1. Fingerprint history dates back to ancient times. A prehistoric drawing of a hand with ridge patterns was found in Nova Scotia. Fingerprints in clay turned up on tablets for business transactions in ancient Babylon.
2. A Portuguese explorer and historian, Joao de Barros, wrote about early Chinese merchants using fingerprints in business contracts. In addition, parents used fingerprints and footprints to tell their children apart.
3. In July 1858, Sir William Herschel used handprints and fingerprints in Jungipoor, India on contracts with the natives to differentiate employees from others on paydays. Over time, he noticed the impressions could prove identity, were unique to everyone and the prints stayed the same throughout a person’s life.

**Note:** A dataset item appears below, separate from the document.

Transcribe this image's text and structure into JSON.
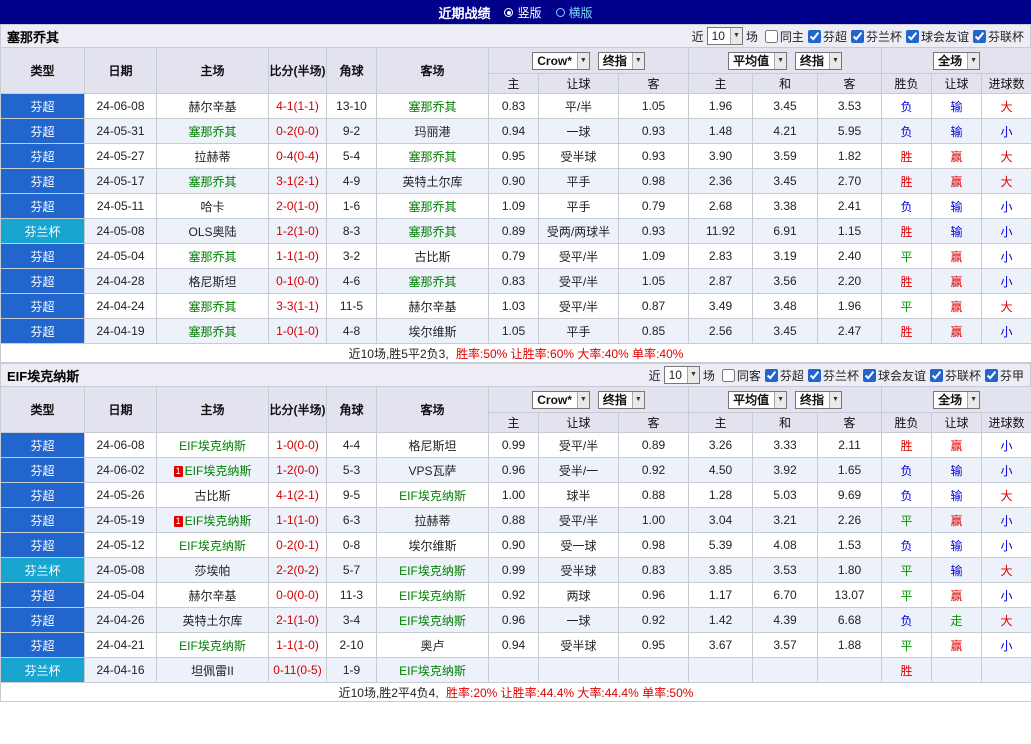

4. In 1880, after a decade of studying “skin furrows” on the fingertips, Dr. Henry Faulds, published an article about the value of fingerprints as a way to identify individuals and the potential use of ink to obtain fingerprints. He successfully conducted the first fingerprint identification of a greasy print on a bottle of alcohol.
5. The first use of fingerprints in North America occurred in 1882, when Gilbert Thompson of the U.S. Geological Survey in New Mexico placed his fingerprints on a document to ward off forgery.
6. The first use of fingerprints in North America occurred in 1882, when Gilbert Thompson of the U.S. Geological Survey in New Mexico placed his fingerprints on a document to ward off forgery.
7. In the late 1880s, British anthropologist, Sir Francis Galton, created the first fingerprint classification system. The system outlined the characte2ristics, known as Galton’s Details, which allowed fingerprints to be identified. Most of these characteristics are still used today.
8. In 1891, a police official in Argentina, Juan Vucetich, put together fingerprint files. He is credited with the first criminal fingerprint identification in 1892 when he solved a murder after the accused left a bloody fingerprint on a doorpost.
9. In 1903, fingerprints were used in the U.S. for criminals starting with the New York State Prison System. Over the next 25 years, additional prisons, the military and law enforcement agencies adopted the practice and sent copies of fingerprint cards to the National Bureau of Criminal Identification.
10. In 1925, the Identification Division of the F.B.I. was created in the U.S. and by 1971, 200 million fingerprint cards were processed.
11. In 1974, the first commercial biometric device became available. It was a hand geometry recognition system.
12. At the 1996 Atlanta Olympic games, biometric hand geometry was used to control access to the Olympic Village. This was the first major public use of the system.
13. In 1999, the U.S. created an Integrated AFIS maintained by the FBI’s Criminal Justice Information Services Division. It allows fingerprints to be submitted by mail or electronically and shared between agencies. Currently, millions of fingerprints from around the world are stored in the computerized system.
14. In Canada, fingerprints are submitted electronically to the Canadian Criminal Real Time Identification Services (CCRTIS). Technology such as Livescan and Cardscan mean fingerprints can be digitized and submitted directly to CCRTIS for search.
15. Fingerprint identification has also made its way outside of the law enforcement realm. In 2013, Apple used Touch ID, a fingerprint scanner, in consumer smartphones.